Remember the insane airtime hill a second ago? Here's another one, this one even stronger, and when you come over the top, there's a huge piece of steel track right in front of your head. Yeah. Somebody has a sense of humor. You don't even slow down over this one and now it's down and to the right into another mind-numbing turn full of positive-Gs.
This curve leads to another hill, but rather than more insane negative-Gs, it rolls over on its side and does a little flying camel thing. As much as I love negative-Gs and airtime, it's a bit of relief for your legs that they don't have to work to hold you into the car here... or at least that's what you think. Coming out of it, the train twists left and then right again along the centerline of the track... meaning that the train gets flung side to side with you in it. That sounds horrible, but it's very smooth and quite fun, even though you aren't entirely sure the train really wants you to stay in it. Every maneuver seems to be calculated to throw you out.
Another swooping turn full of positive-Gs brings you to a specialty of Intamin brand coasters: the bunny hop with a twist. A bunny hop is a short hill taken at high speed. It usually involves coming up out of your seat for some nice airtime. These, however, are a bit different in that the track is angled to one side coming up the hill, then angled the other direction on the way down. The crest of the hill has the transition. This happens on a lot of Intamin coasters, but those are all narrow, two-across seating trains. These are wide trains - and the edge seats are about to get batshit crazy.

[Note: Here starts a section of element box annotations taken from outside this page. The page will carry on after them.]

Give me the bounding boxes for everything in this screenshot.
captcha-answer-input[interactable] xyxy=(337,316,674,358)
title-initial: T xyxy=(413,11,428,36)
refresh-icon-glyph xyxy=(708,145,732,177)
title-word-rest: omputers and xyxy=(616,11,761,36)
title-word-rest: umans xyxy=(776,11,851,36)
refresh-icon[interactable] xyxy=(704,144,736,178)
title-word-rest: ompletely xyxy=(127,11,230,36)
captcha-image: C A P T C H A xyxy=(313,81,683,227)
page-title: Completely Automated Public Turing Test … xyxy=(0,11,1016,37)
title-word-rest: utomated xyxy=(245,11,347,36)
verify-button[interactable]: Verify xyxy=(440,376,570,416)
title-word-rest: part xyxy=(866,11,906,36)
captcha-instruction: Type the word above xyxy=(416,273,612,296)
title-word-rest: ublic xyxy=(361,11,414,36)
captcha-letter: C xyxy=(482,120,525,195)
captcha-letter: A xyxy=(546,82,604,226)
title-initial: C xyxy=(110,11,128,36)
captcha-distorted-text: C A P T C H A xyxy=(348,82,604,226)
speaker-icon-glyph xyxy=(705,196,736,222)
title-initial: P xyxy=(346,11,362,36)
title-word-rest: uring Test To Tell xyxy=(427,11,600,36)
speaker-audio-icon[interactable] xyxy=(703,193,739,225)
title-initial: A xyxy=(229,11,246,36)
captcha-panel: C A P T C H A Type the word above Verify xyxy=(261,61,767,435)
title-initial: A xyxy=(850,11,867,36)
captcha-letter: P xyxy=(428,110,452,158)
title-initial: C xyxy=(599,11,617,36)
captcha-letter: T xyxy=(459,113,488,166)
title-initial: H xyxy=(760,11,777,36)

This is the moment that separates those who like the edge seats from those who like the center. It also creates a division of those who like the left side and those who like the right. The experience is different for all those folks. Center-seat riders get much the same experience as they would on the others with this maneuver, lean right on the way up, pop up out of your seat, lean left on the way down. Right-edge riders, though, get catapulted over the top like a circus acrobat on a teeter-totter as the wide train flings that side of the train up on the twist. Left-edge riders get the opposite effect, riding the high side on the way up, then having their seat yanked from under them on the twist. It's all great and very intense, but you don't have time to savor it long, as another riotous airtime hill is dead ahead.

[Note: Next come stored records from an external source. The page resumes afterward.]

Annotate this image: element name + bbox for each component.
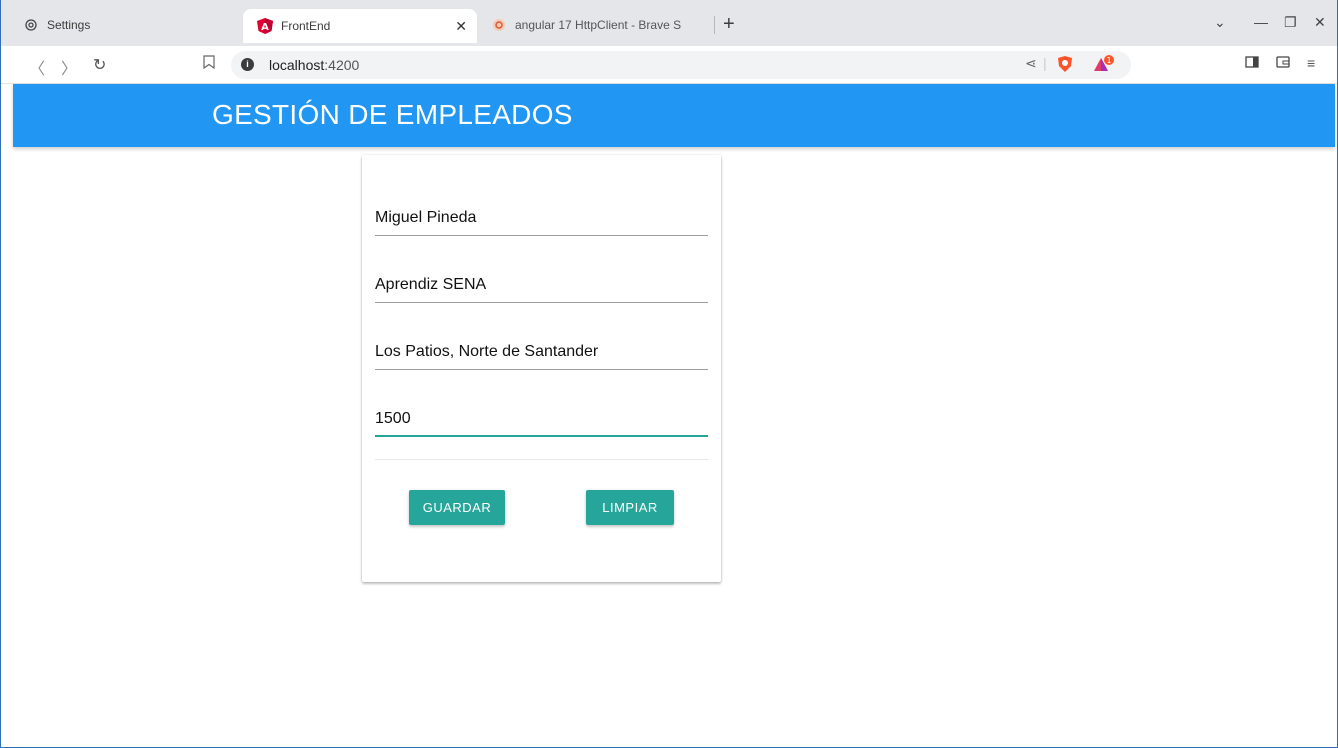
employee-form-card: GUARDAR LIMPIAR (362, 155, 721, 582)
svg-text:A: A (261, 22, 269, 33)
menu-icon[interactable]: ≡ (1307, 55, 1315, 71)
forward-icon[interactable]: 〉 (61, 55, 77, 79)
save-button[interactable]: GUARDAR (409, 490, 505, 525)
back-icon[interactable]: 〈 (29, 55, 45, 79)
cargo-field-wrapper (375, 273, 708, 303)
cargo-field[interactable] (375, 273, 708, 294)
tab-label: FrontEnd (281, 19, 331, 33)
restore-icon[interactable]: ❐ (1284, 14, 1297, 31)
angular-logo-icon: A (257, 18, 273, 34)
tab-strip: Settings A FrontEnd ✕ angular 17 HttpCli… (1, 0, 1337, 46)
site-info-icon[interactable]: i (241, 58, 254, 71)
app-header: GESTIÓN DE EMPLEADOS (13, 84, 1335, 147)
salario-field-wrapper (375, 407, 708, 437)
brave-shields-icon[interactable] (1057, 55, 1073, 76)
tab-label: Settings (47, 18, 91, 32)
direccion-field[interactable] (375, 340, 708, 361)
salario-field[interactable] (375, 407, 708, 428)
gear-icon (23, 17, 39, 33)
tab-separator (714, 16, 715, 34)
address-bar[interactable]: i localhost:4200 ⋖ | 1 (231, 51, 1131, 79)
share-icon[interactable]: ⋖ (1025, 55, 1037, 72)
bookmark-icon[interactable] (203, 55, 215, 74)
omnibox-separator: | (1043, 55, 1047, 71)
new-tab-icon[interactable]: + (723, 14, 735, 34)
reload-icon[interactable]: ↻ (93, 55, 106, 75)
close-window-icon[interactable]: ✕ (1314, 14, 1326, 31)
page-title: GESTIÓN DE EMPLEADOS (212, 99, 573, 130)
tab-label: angular 17 HttpClient - Brave S (515, 18, 682, 32)
tab-frontend[interactable]: A FrontEnd ✕ (243, 9, 477, 43)
navigation-bar: 〈 〉 ↻ i localhost:4200 ⋖ | 1 ≡ (1, 46, 1337, 84)
wallet-icon[interactable] (1276, 55, 1290, 71)
nombre-field-wrapper (375, 206, 708, 236)
direccion-field-wrapper (375, 340, 708, 370)
chevron-down-icon[interactable]: ⌄ (1214, 14, 1226, 31)
brave-rewards-icon[interactable]: 1 (1093, 55, 1115, 76)
url-text: localhost:4200 (269, 57, 360, 73)
nombre-field[interactable] (375, 206, 708, 227)
browser-window: Settings A FrontEnd ✕ angular 17 HttpCli… (0, 0, 1338, 748)
brave-search-icon (491, 17, 507, 33)
sidebar-icon[interactable] (1245, 55, 1259, 71)
clear-button[interactable]: LIMPIAR (586, 490, 674, 525)
form-divider (375, 459, 708, 460)
minimize-icon[interactable]: — (1254, 14, 1268, 30)
tab-settings[interactable]: Settings (23, 9, 243, 41)
svg-text:1: 1 (1106, 56, 1111, 65)
close-icon[interactable]: ✕ (455, 18, 467, 35)
tab-angular-search[interactable]: angular 17 HttpClient - Brave S (491, 9, 711, 41)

That last moment of insanely strong negative-Gs leads to a slight left turn and the brakes. Riders are breathless and giddy, some in various states of disorientation with an unmistakeable look of "dafuq did I just do?" on their faces. The other thing you notice is that the lap bars have tightened during the ride on those turns, but thankfully they ratchet back up a couple of inches on the brake run, so there's not much discomfort - even on repeat rides. I'd heard that the restraints were different during the inaugural season and that they were quite uncomfortable, even to the point of ruining the ride experience. It seems that Hersheypark addressed those issues, as I rode nearly 20 times in half a day without any problems. You know what? The 20th ride was just as good as the first. That's how you know you've got a winning coaster.
Skyrush is nestled down in a valley with the old Comet wood coaster and two other steel coasters and it has a commanding presence there - as well it should. It is one of the most crazy, intense rides in the world, with extreme G-forces, challenging turns, and one of the best first drops anywhere. It's pretty much everything I want in a steel coaster, and more. Lots more!